UMGF Failed to reproduce the results

Thank you for your released codes. I tried to follow your instruction to train the model but I cannot reproduce your reported results in the paper. The F1 score on Twitter 15 and Twitter 17 datasets I got is shown as follows:

I have tried to run the do_test command but the F1 score does not change significantly. Moreover, I have run the experiment over 5 times on each dataset but didn't find a significant difference in the score. Do you have any suggestions?

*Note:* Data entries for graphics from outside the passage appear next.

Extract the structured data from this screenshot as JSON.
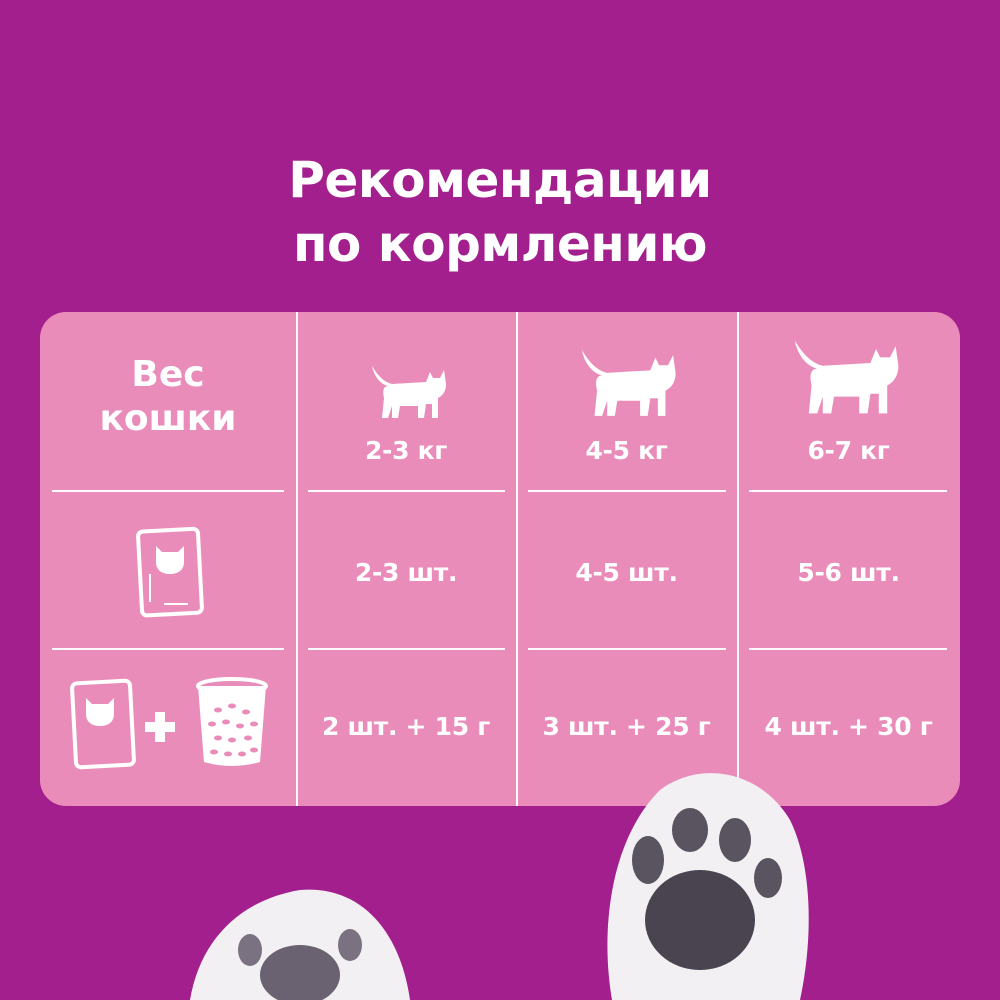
{
  "title": {
    "line1": "Рекомендации",
    "line2": "по кормлению"
  },
  "colors": {
    "background": "#a31f8d",
    "table": "#ea8cba",
    "text": "#ffffff"
  },
  "table": {
    "header_label": {
      "line1": "Вес",
      "line2": "кошки"
    },
    "columns": [
      {
        "icon": "small-cat-icon",
        "weight": "2-3 кг",
        "pouches": "2-3 шт.",
        "mixed": "2 шт. + 15 г"
      },
      {
        "icon": "medium-cat-icon",
        "weight": "4-5 кг",
        "pouches": "4-5 шт.",
        "mixed": "3 шт. + 25 г"
      },
      {
        "icon": "large-cat-icon",
        "weight": "6-7 кг",
        "pouches": "5-6 шт.",
        "mixed": "4 шт. + 30 г"
      }
    ],
    "row_icons": [
      "pouch-icon",
      "pouch-plus-dry-food-icon"
    ]
  }
}
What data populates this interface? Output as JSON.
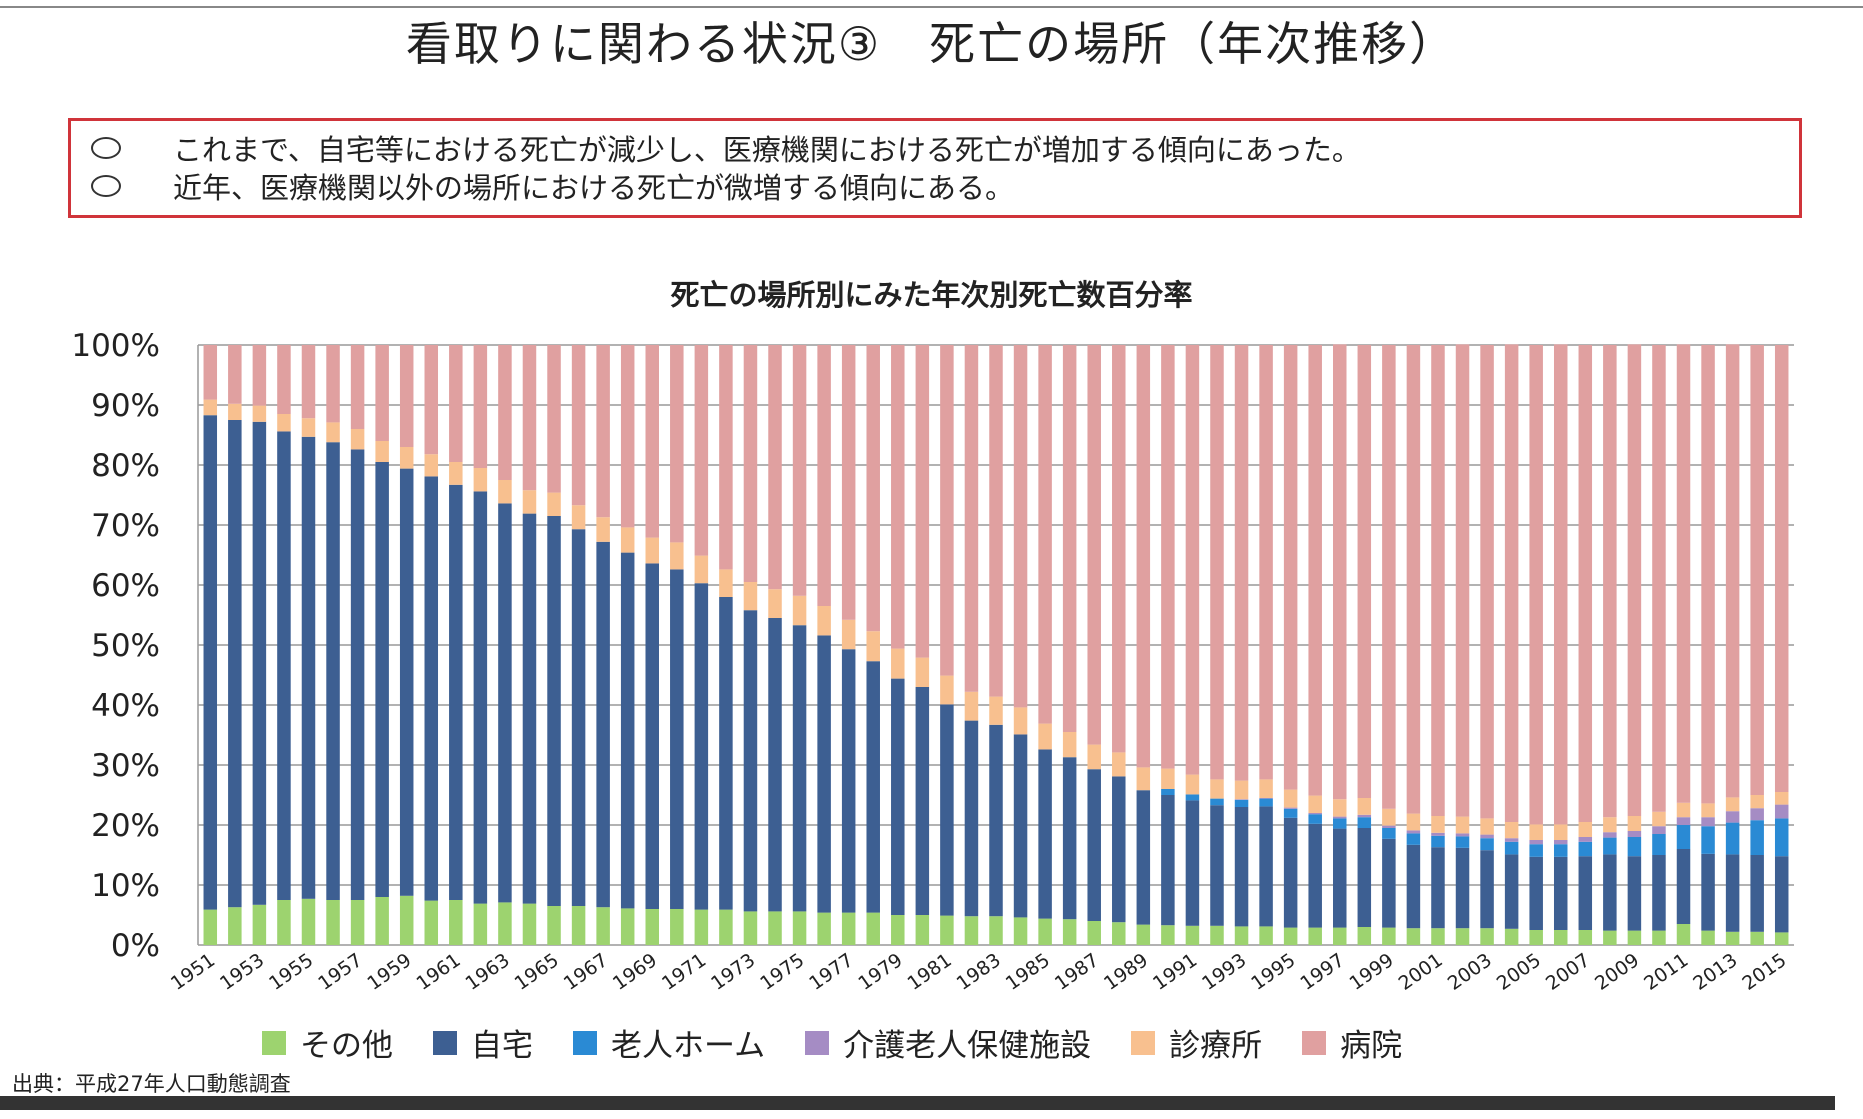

Jan 05 '22 08:01 wangxinyu0922

Thank you for your questions.

I conduct experiments on such hardware conditions: maybe the difference of hardware lead to the gap of results?
Have you tried the checkpoint of twitter2015 I provided to evaluate? I checked it again just now and get the following result:

Jan 05 '22 09:01 TransformersWsz

My CUDA version and driver version is identical to yours. I tried your checkpoint and the score is identical to yours (by the way, the model is saved in cuda:3. It is not good). However, I have no idea how to train such a model. Moreover, could you provide a model for twitter 17?

Jan 06 '22 02:01 wangxinyu0922

I have retrained the model of twitter2017 following the instructions of README.md and get the following result:

2022-01-08-15-37-31-image

Do you keep the same hyperparameters with mine?

I have updated README.md where checkpoint of twitter2017 is provided.
Other minor updates:
1. alter MISC type in twitter2017(./my_data/twitter2017) with OTHER to keep consistent with twitter2015
2. replace the broken images of twitter2017 with a specific image as descripted in our paper and update the link of twitter2017_img.tar.gz
3. add tqdm dependency in README.md:Install
4. add some insignificant changes to ddp_mmner.py

Jan 08 '22 10:01 TransformersWsz